Hard-coded prompts become a bottleneck as systems grow. DSPy treats prompts like code: abstract them, version them, and compile them. The conceptual shift mirrors database development, where we declare what we want and a planner figures out the “how” behind it. As DSPy programs are Python modules with clear signatures, they are easier to read, review, and extend than a tangle of prompt strings. A new team member can understand a ClassifySentiment signature at a glance.
In case studies on math (GSM8K) and multi-hop question answering (HotpotQA), a few lines of DSPy, after several minutes of compilation, outperformed standard few-shot prompting. It did this by more than 25% on GPT-3.5 and about 65% on Llama-2-13B, outperforming expert-written prompt pipelines by 5% to 46% (GPT-3.5) and 16% to 40% (Llama-2-13B).
DSPy is especially helpful when we:
Build multi-step tasks or require structured outputs, and want to avoid writing custom prompts for each step.

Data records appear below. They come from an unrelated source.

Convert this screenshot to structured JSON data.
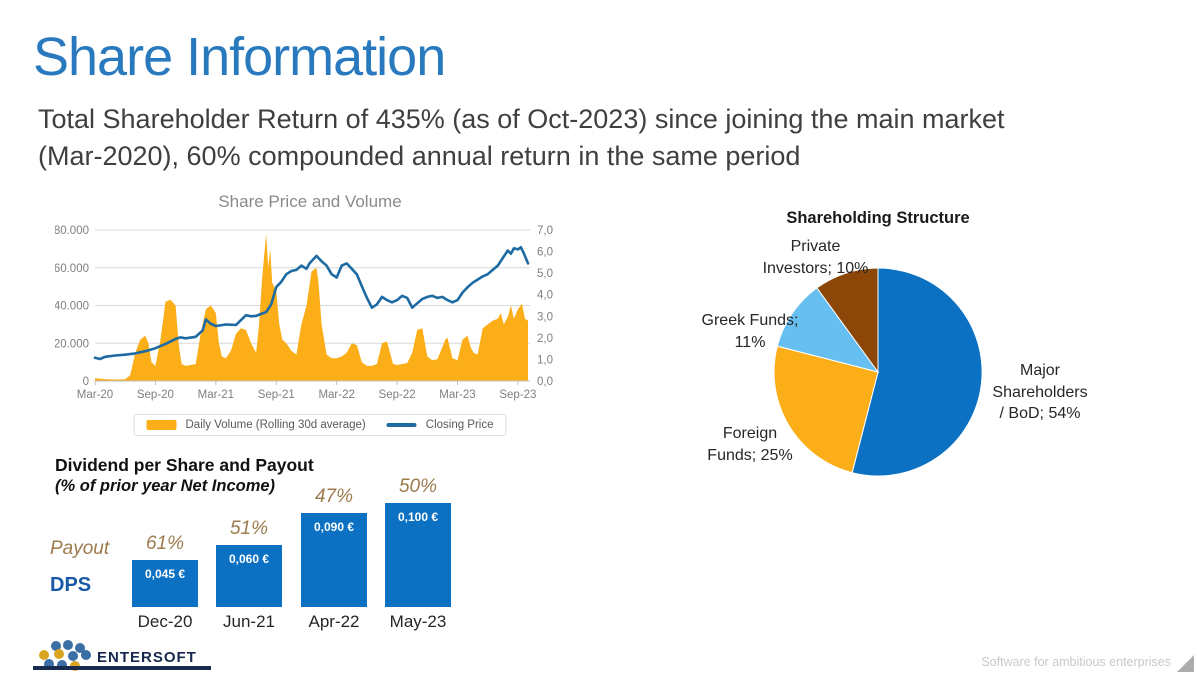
{
  "slide": {
    "title": "Share Information",
    "subtitle_line1": "Total Shareholder Return of 435% (as of Oct-2023) since joining the main market",
    "subtitle_line2": "(Mar-2020), 60% compounded annual return in the same period"
  },
  "colors": {
    "title_blue": "#2879BE",
    "volume_orange": "#FBAE17",
    "price_blue": "#1E6AA2",
    "bar_blue": "#0C71C3",
    "pie_light_blue": "#66BFF0",
    "pie_brown": "#8C4708",
    "payout_text": "#9C7B4D",
    "grid_gray": "#D9D9D9"
  },
  "chart_data": [
    {
      "id": "share_price_volume",
      "type": "area+line",
      "title": "Share Price and Volume",
      "legend_position": "bottom",
      "grid": true,
      "x_tick_months": [
        0,
        6,
        12,
        18,
        24,
        30,
        36,
        42
      ],
      "x_ticks": [
        "Mar-20",
        "Sep-20",
        "Mar-21",
        "Sep-21",
        "Mar-22",
        "Sep-22",
        "Mar-23",
        "Sep-23"
      ],
      "left_axis": {
        "label": "Daily Volume",
        "ticks": [
          "80.000",
          "60.000",
          "40.000",
          "20.000",
          "0"
        ],
        "tick_values": [
          80000,
          60000,
          40000,
          20000,
          0
        ],
        "min": 0,
        "max": 80000
      },
      "right_axis": {
        "label": "Closing Price",
        "ticks": [
          "7,0",
          "6,0",
          "5,0",
          "4,0",
          "3,0",
          "2,0",
          "1,0",
          "0,0"
        ],
        "tick_values": [
          7,
          6,
          5,
          4,
          3,
          2,
          1,
          0
        ],
        "min": 0,
        "max": 7
      },
      "legend": [
        {
          "label": "Daily Volume (Rolling 30d average)",
          "color": "#FBAE17",
          "type": "area"
        },
        {
          "label": "Closing Price",
          "color": "#1E6AA2",
          "type": "line"
        }
      ],
      "x_unit": "months since Mar-2020",
      "volume_series": [
        [
          0,
          1500
        ],
        [
          1,
          1000
        ],
        [
          2,
          800
        ],
        [
          3,
          900
        ],
        [
          3.5,
          3000
        ],
        [
          4,
          15000
        ],
        [
          4.5,
          22000
        ],
        [
          5,
          24000
        ],
        [
          5.3,
          20000
        ],
        [
          5.6,
          10000
        ],
        [
          6,
          8000
        ],
        [
          6.5,
          22000
        ],
        [
          7,
          42000
        ],
        [
          7.5,
          43000
        ],
        [
          8,
          40000
        ],
        [
          8.3,
          20000
        ],
        [
          8.6,
          9000
        ],
        [
          9,
          8000
        ],
        [
          9.5,
          8500
        ],
        [
          10,
          9000
        ],
        [
          10.5,
          25000
        ],
        [
          11,
          38000
        ],
        [
          11.5,
          40000
        ],
        [
          12,
          36000
        ],
        [
          12.3,
          20000
        ],
        [
          12.6,
          13000
        ],
        [
          13,
          12000
        ],
        [
          13.5,
          16000
        ],
        [
          14,
          25000
        ],
        [
          14.5,
          28000
        ],
        [
          15,
          27000
        ],
        [
          15.5,
          20000
        ],
        [
          16,
          15000
        ],
        [
          16.3,
          30000
        ],
        [
          16.6,
          55000
        ],
        [
          17,
          78000
        ],
        [
          17.2,
          60000
        ],
        [
          17.4,
          70000
        ],
        [
          17.6,
          52000
        ],
        [
          18,
          48000
        ],
        [
          18.3,
          30000
        ],
        [
          18.6,
          22000
        ],
        [
          19,
          20000
        ],
        [
          19.5,
          16000
        ],
        [
          20,
          14000
        ],
        [
          20.5,
          30000
        ],
        [
          21,
          40000
        ],
        [
          21.5,
          58000
        ],
        [
          22,
          60000
        ],
        [
          22.2,
          52000
        ],
        [
          22.5,
          30000
        ],
        [
          23,
          14000
        ],
        [
          23.5,
          12000
        ],
        [
          24,
          12000
        ],
        [
          24.5,
          13000
        ],
        [
          25,
          15000
        ],
        [
          25.5,
          20000
        ],
        [
          26,
          19000
        ],
        [
          26.5,
          10000
        ],
        [
          27,
          8000
        ],
        [
          27.5,
          8000
        ],
        [
          28,
          9000
        ],
        [
          28.5,
          20000
        ],
        [
          29,
          21000
        ],
        [
          29.3,
          15000
        ],
        [
          29.6,
          9000
        ],
        [
          30,
          8500
        ],
        [
          30.5,
          9000
        ],
        [
          31,
          9500
        ],
        [
          31.5,
          15000
        ],
        [
          32,
          27000
        ],
        [
          32.5,
          28000
        ],
        [
          33,
          13000
        ],
        [
          33.5,
          11000
        ],
        [
          34,
          11500
        ],
        [
          34.8,
          22000
        ],
        [
          35,
          23000
        ],
        [
          35.5,
          12000
        ],
        [
          36,
          11000
        ],
        [
          36.5,
          22000
        ],
        [
          37,
          24000
        ],
        [
          37.3,
          18000
        ],
        [
          37.6,
          15000
        ],
        [
          38,
          14000
        ],
        [
          38.5,
          28000
        ],
        [
          39,
          30000
        ],
        [
          39.5,
          32000
        ],
        [
          40,
          33000
        ],
        [
          40.3,
          36000
        ],
        [
          40.6,
          30000
        ],
        [
          41,
          34000
        ],
        [
          41.3,
          40000
        ],
        [
          41.6,
          33000
        ],
        [
          42,
          38000
        ],
        [
          42.4,
          41000
        ],
        [
          42.7,
          33000
        ],
        [
          43,
          32000
        ]
      ],
      "price_series": [
        [
          0,
          1.08
        ],
        [
          0.5,
          1.02
        ],
        [
          1,
          1.12
        ],
        [
          2,
          1.18
        ],
        [
          3,
          1.22
        ],
        [
          4,
          1.28
        ],
        [
          5,
          1.38
        ],
        [
          6,
          1.52
        ],
        [
          7,
          1.72
        ],
        [
          8,
          1.95
        ],
        [
          8.5,
          2.02
        ],
        [
          9,
          1.98
        ],
        [
          10,
          2.05
        ],
        [
          10.7,
          2.35
        ],
        [
          11,
          2.85
        ],
        [
          11.5,
          2.65
        ],
        [
          12,
          2.55
        ],
        [
          13,
          2.62
        ],
        [
          14,
          2.6
        ],
        [
          15,
          3.05
        ],
        [
          15.5,
          3.0
        ],
        [
          16,
          3.02
        ],
        [
          17,
          3.2
        ],
        [
          17.5,
          3.55
        ],
        [
          18,
          4.35
        ],
        [
          18.5,
          4.6
        ],
        [
          19,
          4.95
        ],
        [
          19.5,
          5.1
        ],
        [
          20,
          5.15
        ],
        [
          20.5,
          5.35
        ],
        [
          21,
          5.2
        ],
        [
          21.3,
          5.45
        ],
        [
          22,
          5.8
        ],
        [
          22.5,
          5.55
        ],
        [
          23,
          5.35
        ],
        [
          23.5,
          4.95
        ],
        [
          24,
          4.8
        ],
        [
          24.5,
          5.35
        ],
        [
          25,
          5.45
        ],
        [
          25.5,
          5.2
        ],
        [
          26,
          4.95
        ],
        [
          26.5,
          4.4
        ],
        [
          27,
          3.85
        ],
        [
          27.5,
          3.4
        ],
        [
          28,
          3.55
        ],
        [
          28.5,
          3.9
        ],
        [
          29,
          3.75
        ],
        [
          29.5,
          3.65
        ],
        [
          30,
          3.75
        ],
        [
          30.5,
          3.95
        ],
        [
          31,
          3.85
        ],
        [
          31.5,
          3.4
        ],
        [
          32,
          3.6
        ],
        [
          32.5,
          3.8
        ],
        [
          33,
          3.9
        ],
        [
          33.5,
          3.95
        ],
        [
          34,
          3.85
        ],
        [
          34.5,
          3.9
        ],
        [
          35,
          3.75
        ],
        [
          35.5,
          3.65
        ],
        [
          36,
          3.75
        ],
        [
          36.5,
          4.1
        ],
        [
          37,
          4.35
        ],
        [
          37.5,
          4.55
        ],
        [
          38,
          4.7
        ],
        [
          38.5,
          4.85
        ],
        [
          39,
          4.95
        ],
        [
          39.5,
          5.15
        ],
        [
          40,
          5.35
        ],
        [
          40.5,
          5.7
        ],
        [
          41,
          6.05
        ],
        [
          41.3,
          5.9
        ],
        [
          41.6,
          6.15
        ],
        [
          42,
          6.1
        ],
        [
          42.3,
          6.2
        ],
        [
          42.6,
          5.9
        ],
        [
          43,
          5.45
        ]
      ]
    },
    {
      "id": "shareholding_structure",
      "type": "pie",
      "title": "Shareholding Structure",
      "start_angle_deg": -90,
      "direction": "clockwise",
      "slices": [
        {
          "label": "Major Shareholders / BoD",
          "value": 54,
          "color": "#0C71C3",
          "display_lines": [
            "Major",
            "Shareholders",
            "/ BoD; 54%"
          ]
        },
        {
          "label": "Foreign Funds",
          "value": 25,
          "color": "#FBAE17",
          "display_lines": [
            "Foreign",
            "Funds; 25%"
          ]
        },
        {
          "label": "Greek Funds",
          "value": 11,
          "color": "#66BFF0",
          "display_lines": [
            "Greek Funds;",
            "11%"
          ]
        },
        {
          "label": "Private Investors",
          "value": 10,
          "color": "#8C4708",
          "display_lines": [
            "Private",
            "Investors; 10%"
          ]
        }
      ]
    },
    {
      "id": "dividend_payout",
      "type": "bar",
      "title": "Dividend per Share and Payout",
      "subtitle": "(% of prior year Net Income)",
      "row_labels": {
        "payout": "Payout",
        "dps": "DPS"
      },
      "categories": [
        "Dec-20",
        "Jun-21",
        "Apr-22",
        "May-23"
      ],
      "dps_numeric": [
        0.045,
        0.06,
        0.09,
        0.1
      ],
      "dps_labels": [
        "0,045 €",
        "0,060 €",
        "0,090 €",
        "0,100 €"
      ],
      "payout_labels": [
        "61%",
        "51%",
        "47%",
        "50%"
      ],
      "bar_color": "#0C71C3"
    }
  ],
  "footer": {
    "logo_text": "ENTERSOFT",
    "tagline": "Software for ambitious enterprises"
  }
}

Have, or can create, evaluation data or metrics so that prompts can improve automatically.
Value maintainability and iteration speed, including the ability to swap models or strategies and recompile.
Want to reduce prompt fragility when moving between models.
If the use case is extremely simple (a one-off API query with no structure or optimization), a direct call may suffice. However, as soon as we find ourselves writing complex logic around prompts or maintaining a system long term, DSPy is worth considering.
DSPy raises the abstraction of working with LLMs so that we can write code, and not essays to direct the model. With signatures, modules, optimizers, and compilation, it turns prompt engineering into a standard software task. Beginners can accomplish real tasks with a few lines of code, and experts can let algorithms tune prompts and, where supported, model weights. In short, DSPy’s declarative design and self-improving capabilities make solutions more robust and easier to optimize. It bridges the flexibility of prompting and the rigor of programming.